Big Data in Manchester
Mike summarised big data and its potential far more eloquently than I could, so I defer in this instance. What is critically important to me is the collaboration that occurs in the wider community. We as developers entered this event with a number of things on our mind. First up was to build broad links between ourselves, as a service provider, with public and private sector data analysts and with academia. It’s important to us to listen to what people really want, and this was a great opportunity to engage. Next up, what do businesses need to succeed? How can we help them minimise set up and operational costs, and make them more productive? We had a good time doing all of this which I shall delve into without further ado.
The day kicked off with a cup of tea and a series of introductions by the University of Manchester who organised the event. After being divided into teams we were ushered into a creative space within The Landing at MediaCityUK. The task: using data sets provided by Manchester City Council, the University of Manchester and Aridhia (who also provided cloud based data analytics software in the form of AnalytiXagility). We were to mine the data and look for insights that could aid the local community. It also provided ample opportunity to get a feel for how Big Data works and the challenges faced while working with it. We opted to drill into a dataset of ~700,000 twitter messages from a broad region encompassing Greater Manchester and Lancashire and see what could be derived. My initial intuition was to dive in with a custom C++ application to leverage the high performance offered (besides my knowledge of data mining is non-existent, so stick to what you know!) Fairly quickly longitude and latitude were able to be extracted and used to generate a heat map overlay which could be plotted on Google’s maps API. Everything looks much as you’d expect with a fairly even distribution over built-up areas, tending to increase in the major urban centres. There were some rather obvious anomalies however which were worth further investigation.
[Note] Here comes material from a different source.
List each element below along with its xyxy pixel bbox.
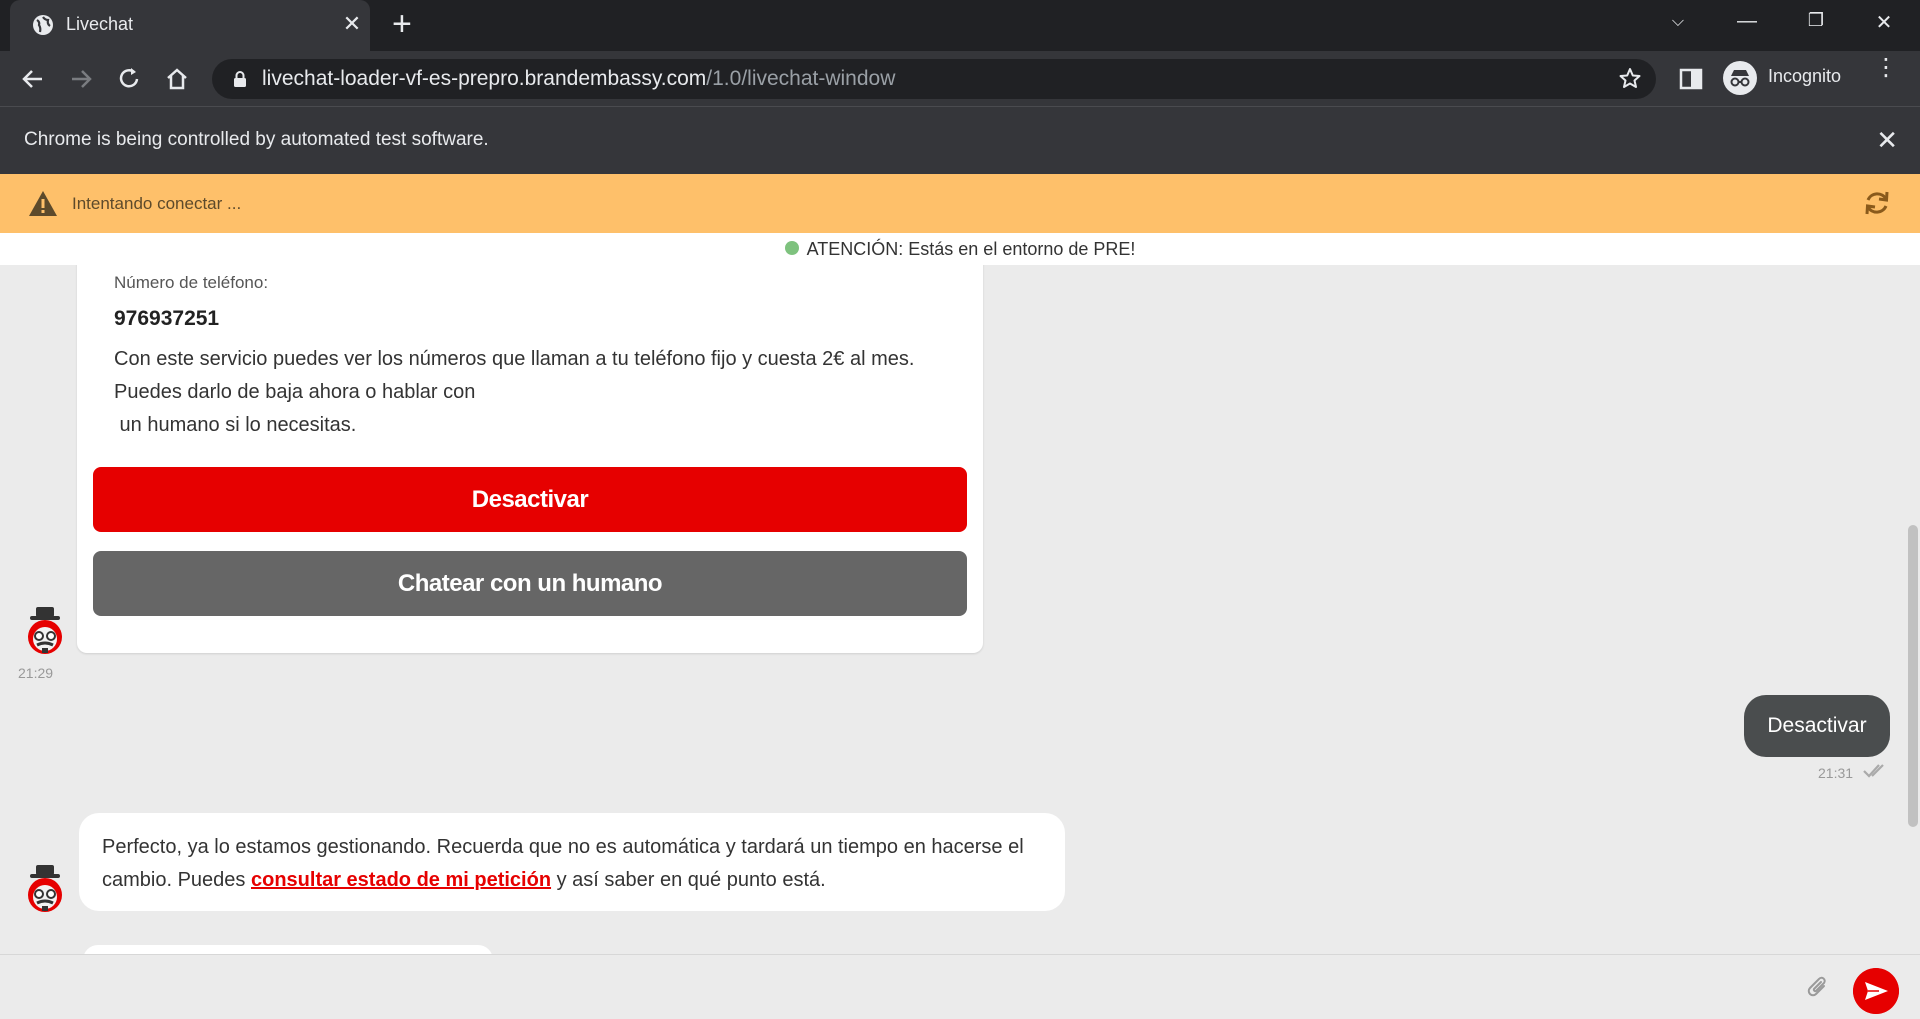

As it turns out there are some prolific tweeters out there. We are talking in the order of thousands of messages over a single month. Oddly enough most of the small red hot spots are actually single users, one user in particular had something of an infatuation with 5 Seconds of Summer! This highlights one of the challenges we discovered with Big Data in general; filtering out the irrelevant data that skews the picture. Veracity of data as is the parlance within IBM. So what was important to all these twitter users? First we were able to construct a dictionary of all the words used, then allow discrete users only a single vote as to a word’s popularity. This had the effect of mitigating the impact #5SOS and @Luke5SOS had on the overall picture. Given the data set covered a period of June-July it was unsurprising that #WorldCup2014 was on everyone’s mind. More surprisingly the most popular celebrity was @GaryLineker. Using further techniques such as sentiment analysis revealed Gary is generally regarded in a positive light by Greater Manchester, he’ll be pleased to know! To bring the day to a close we presented our tenuously useful findings to the participants. It was good to see the work of professional data analysts to see what is truly possible with analytics.
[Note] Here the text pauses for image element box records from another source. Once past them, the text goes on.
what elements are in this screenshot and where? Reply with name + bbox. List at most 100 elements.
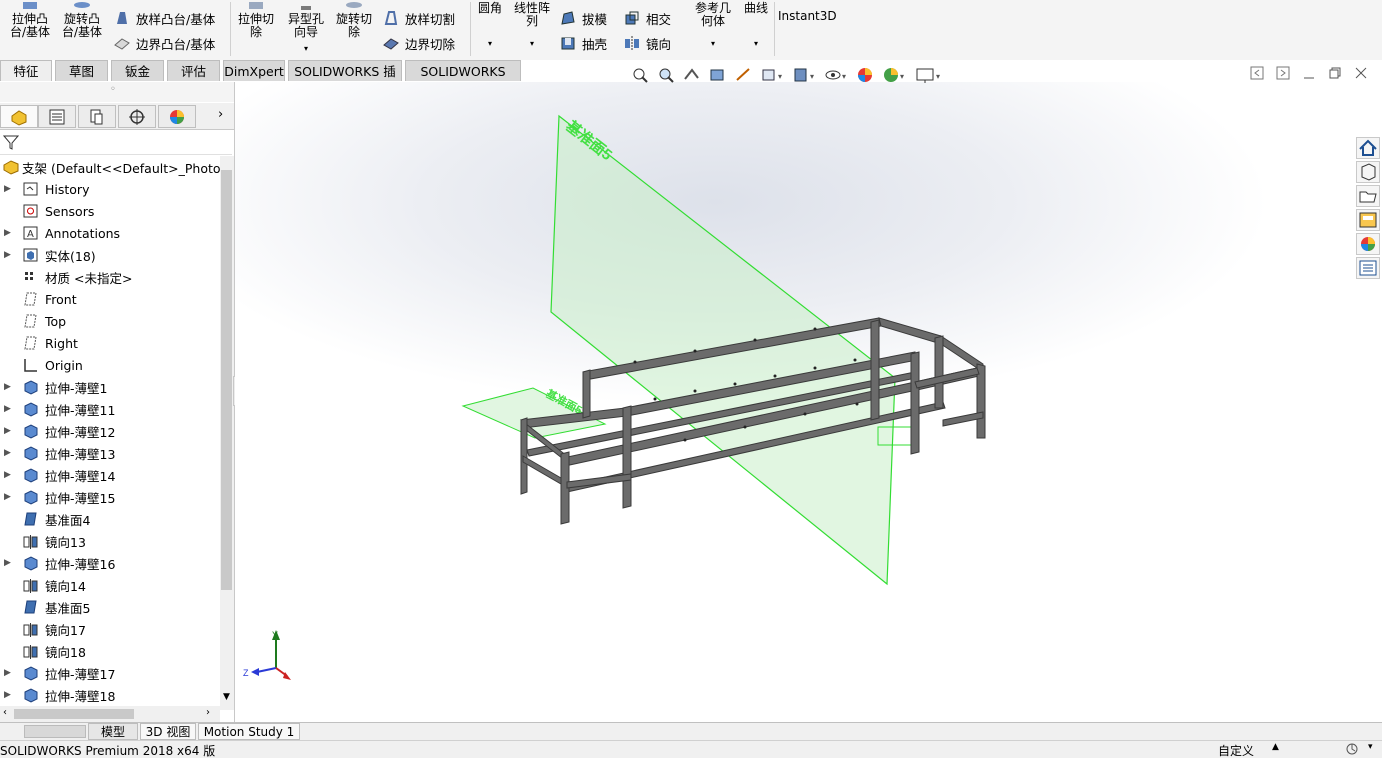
linear-pattern-button[interactable]: 线性阵列 ▾ bbox=[510, 2, 554, 50]
shell-button[interactable]: 抽壳 bbox=[560, 33, 607, 53]
close-icon[interactable] bbox=[1354, 66, 1368, 80]
tab-sketch[interactable]: 草图 bbox=[55, 60, 108, 81]
expand-arrow-icon[interactable]: ▶ bbox=[4, 426, 12, 436]
feature-manager-tab[interactable] bbox=[0, 105, 38, 128]
tab-3d-views[interactable]: 3D 视图 bbox=[140, 723, 196, 740]
tree-vertical-scrollbar-thumb[interactable] bbox=[221, 170, 232, 590]
loft-cut-button[interactable]: 放样切割 bbox=[383, 8, 455, 28]
expand-arrow-icon[interactable]: ▶ bbox=[4, 404, 12, 414]
expand-arrow-icon[interactable]: ▶ bbox=[4, 228, 12, 238]
expand-arrow-icon[interactable]: ▶ bbox=[4, 690, 12, 700]
tree-item[interactable]: 镜向13 bbox=[0, 530, 220, 552]
tab-scroll-buttons[interactable] bbox=[24, 725, 86, 738]
expand-arrow-icon[interactable]: ▶ bbox=[4, 250, 12, 260]
zoom-to-area-icon[interactable] bbox=[656, 66, 676, 84]
expand-arrow-icon[interactable]: ▶ bbox=[4, 558, 12, 568]
mirror-button[interactable]: 镜向 bbox=[624, 33, 671, 53]
revolve-boss-button[interactable]: 旋转凸台/基体 bbox=[58, 0, 106, 39]
collapse-left-icon[interactable] bbox=[1250, 66, 1264, 80]
filter-icon[interactable] bbox=[3, 134, 19, 150]
minimize-icon[interactable] bbox=[1302, 66, 1316, 80]
expand-arrow-icon[interactable]: ▶ bbox=[4, 470, 12, 480]
tree-item[interactable]: ▶ 拉伸-薄壁17 bbox=[0, 662, 220, 684]
tab-features[interactable]: 特征 bbox=[0, 60, 52, 81]
expand-arrow-icon[interactable]: ▶ bbox=[4, 382, 12, 392]
tree-item[interactable]: Top bbox=[0, 310, 220, 332]
zoom-to-fit-icon[interactable] bbox=[630, 66, 650, 84]
tree-item[interactable]: 镜向18 bbox=[0, 640, 220, 662]
expand-arrow-icon[interactable]: ▶ bbox=[4, 448, 12, 458]
restore-icon[interactable] bbox=[1328, 66, 1342, 80]
view-settings-icon[interactable]: ▾ bbox=[914, 66, 944, 84]
home-task-pane-tab[interactable] bbox=[1356, 137, 1380, 159]
tree-item[interactable]: 材质 <未指定> bbox=[0, 266, 220, 288]
design-library-tab[interactable] bbox=[1356, 161, 1380, 183]
tree-item[interactable]: ▶ History bbox=[0, 178, 220, 200]
units-dropdown-icon[interactable]: ▲ bbox=[1272, 742, 1279, 752]
tree-item[interactable]: Origin bbox=[0, 354, 220, 376]
section-view-icon[interactable] bbox=[708, 66, 728, 84]
hole-wizard-dropdown-icon[interactable]: ▾ bbox=[282, 42, 330, 55]
extrude-cut-button[interactable]: 拉伸切除 bbox=[234, 0, 278, 39]
tree-scroll-down-icon[interactable]: ▼ bbox=[223, 692, 230, 702]
apply-scene-icon[interactable]: ▾ bbox=[882, 66, 908, 84]
tree-item[interactable]: ▶ 拉伸-薄壁16 bbox=[0, 552, 220, 574]
view-palette-tab[interactable] bbox=[1356, 209, 1380, 231]
expand-arrow-icon[interactable]: ▶ bbox=[4, 668, 12, 678]
extrude-boss-button[interactable]: 拉伸凸台/基体 bbox=[6, 0, 54, 39]
boundary-boss-button[interactable]: 边界凸台/基体 bbox=[114, 33, 215, 53]
tree-item[interactable]: Sensors bbox=[0, 200, 220, 222]
tab-motion-study[interactable]: Motion Study 1 bbox=[198, 723, 300, 740]
tree-item[interactable]: ▶ 拉伸-薄壁13 bbox=[0, 442, 220, 464]
tab-dimxpert[interactable]: DimXpert bbox=[223, 60, 285, 81]
panel-grip-icon[interactable]: ◦ bbox=[110, 84, 116, 95]
reference-geometry-button[interactable]: 参考几何体 ▾ bbox=[690, 0, 736, 50]
configuration-manager-tab[interactable] bbox=[78, 105, 116, 128]
tab-model[interactable]: 模型 bbox=[88, 723, 138, 740]
fillet-button[interactable]: 圆角 ▾ bbox=[474, 2, 506, 50]
previous-view-icon[interactable] bbox=[682, 66, 702, 84]
display-manager-tab[interactable] bbox=[158, 105, 196, 128]
tree-item[interactable]: 镜向14 bbox=[0, 574, 220, 596]
instant3d-button[interactable]: Instant3D bbox=[778, 10, 837, 23]
hide-show-items-icon[interactable]: ▾ bbox=[824, 66, 850, 84]
tree-item[interactable]: ▶ 拉伸-薄壁15 bbox=[0, 486, 220, 508]
rebuild-status-icon[interactable] bbox=[1344, 742, 1360, 756]
fillet-dropdown-icon[interactable]: ▾ bbox=[474, 37, 506, 50]
curves-dropdown-icon[interactable]: ▾ bbox=[740, 37, 772, 50]
revolve-cut-button[interactable]: 旋转切除 bbox=[332, 0, 376, 39]
linear-pattern-dropdown-icon[interactable]: ▾ bbox=[510, 37, 554, 50]
file-explorer-tab[interactable] bbox=[1356, 185, 1380, 207]
custom-properties-tab[interactable] bbox=[1356, 257, 1380, 279]
status-dropdown-icon[interactable]: ▾ bbox=[1368, 742, 1373, 752]
tree-scroll-right-icon[interactable]: › bbox=[206, 707, 210, 718]
property-manager-tab[interactable] bbox=[38, 105, 76, 128]
tree-item[interactable]: Right bbox=[0, 332, 220, 354]
tree-item[interactable]: 基准面4 bbox=[0, 508, 220, 530]
tree-horizontal-scrollbar-thumb[interactable] bbox=[14, 709, 134, 719]
loft-boss-button[interactable]: 放样凸台/基体 bbox=[114, 8, 215, 28]
tab-solidworks-addins[interactable]: SOLIDWORKS 插件 bbox=[288, 60, 402, 100]
dimxpert-manager-tab[interactable] bbox=[118, 105, 156, 128]
appearances-tab[interactable] bbox=[1356, 233, 1380, 255]
tree-item[interactable]: ▶ 拉伸-薄壁14 bbox=[0, 464, 220, 486]
expand-arrow-icon[interactable]: ▶ bbox=[4, 184, 12, 194]
tree-item[interactable]: 镜向17 bbox=[0, 618, 220, 640]
tree-item[interactable]: ▶ 拉伸-薄壁1 bbox=[0, 376, 220, 398]
tab-solidworks-mbd[interactable]: SOLIDWORKS MBD bbox=[405, 60, 521, 100]
boundary-cut-button[interactable]: 边界切除 bbox=[383, 33, 455, 53]
panel-tabs-scroll-right-icon[interactable]: › bbox=[218, 107, 223, 122]
tree-root[interactable]: 支架 (Default<<Default>_PhotoW ▲ bbox=[0, 156, 233, 178]
tree-item[interactable]: 基准面5 bbox=[0, 596, 220, 618]
tree-item[interactable]: ▶ A Annotations bbox=[0, 222, 220, 244]
intersect-button[interactable]: 相交 bbox=[624, 8, 671, 28]
curves-button[interactable]: 曲线 ▾ bbox=[740, 2, 772, 50]
units-selector[interactable]: 自定义 bbox=[1218, 742, 1254, 759]
edit-appearance-icon[interactable] bbox=[856, 66, 876, 84]
tree-item[interactable]: ▶ 拉伸-薄壁12 bbox=[0, 420, 220, 442]
dynamic-annotation-icon[interactable] bbox=[734, 66, 754, 84]
tab-evaluate[interactable]: 评估 bbox=[167, 60, 220, 81]
view-orientation-icon[interactable]: ▾ bbox=[760, 66, 786, 84]
tree-item[interactable]: ▶ 拉伸-薄壁18 bbox=[0, 684, 220, 706]
display-style-icon[interactable]: ▾ bbox=[792, 66, 818, 84]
Big Data is difficult. First, acquiring the data. There is a lot out there, but you need to gather enough relevant to your studies. Then there is cleaning the data up to reduce noise caused by power users or automated services (one of the most prolific accounts was that of a ‘word of the day’ service). Finally there is the actual analysis, discovering semantics, links and trends. But it was educational to learn all this first hand. Some interesting leads which came out of the day were the Hadoop Manchester group, useful for anyone interested in how big data is done in local business, which I will try to attend. Secondly, and this links in nicely to my time in Italy where these technologies were discussed, there is a lot of interest in data flow analysis (e.g. Apache Spark) as a successor to the map-reduce paradigm, and SQL on Hadoop. We’d be really interested to hear your thoughts on this as they are definitely services we’d be eager to offer.